The manner of making "bride picotée" is entirely lost. Attempts were made to recover the art some years since (1869), and an old workwoman was found who had made it in her girlhood, but she proved incapable of bringing the stitch back to her memory, and the project was given up.[579]
Point d'Argentan disappeared, and was re-established in 1708; but though a few specimens were produced at the Exhibition of Industry in 1808, the industry died out in 1810.[580] It was again revived with some success by M. M. Lefébure in 1874. In January 1874, with the assistance of the mayor, he made a search in the greniers of the Hôtel Dieu, and discovered three specimens of point d'Argentan in progress on the parchment patterns. One was of bold pattern with the "grande bride" ground, evidently a man's ruffle; the other had the barette or bride ground of point de France; the third picotée, showing that the three descriptions of lace were made contemporaneously at Argentan.
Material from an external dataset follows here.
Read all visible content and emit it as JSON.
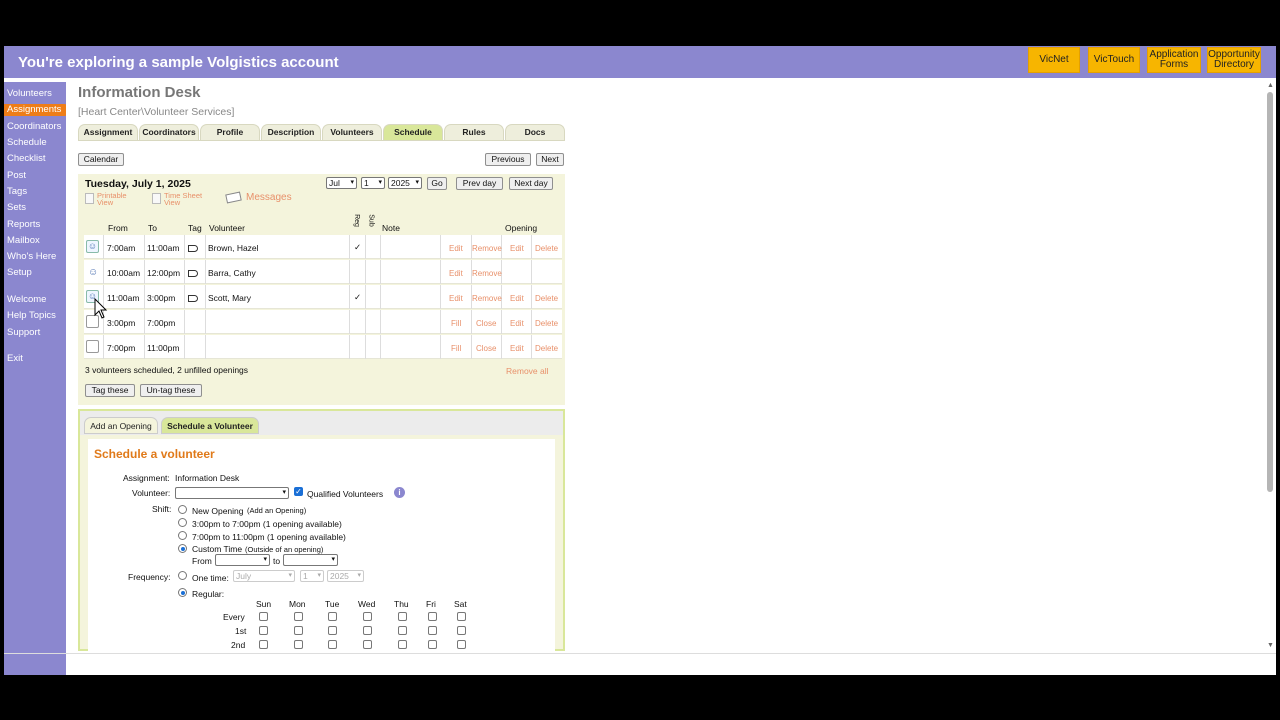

The author of a little pamphlet on Argentan, M. Eugène[581] de Lonlay, remembers having seen in his youth in the Holy week, in the churches of St. Martin and St. Germain, the statues of the apostles covered from head to foot with this priceless point.
Argentan is now much made at Burano. Plate LVI. illustrates one of their fine reproductions.
PLATE LVII.
[Illustration: FRENCH. POINT D'ARGENTAN.--Eighteenth century. Period Louis XV. Needle-point borders. Both these have the hexagonal ground of the genre "Argentan." The upper one is chiefly filled in with the "oeil de perdrix" or "réseau rosacé." Width, 3-3/8 in. The lower one has been pieced together. Width, 7 in.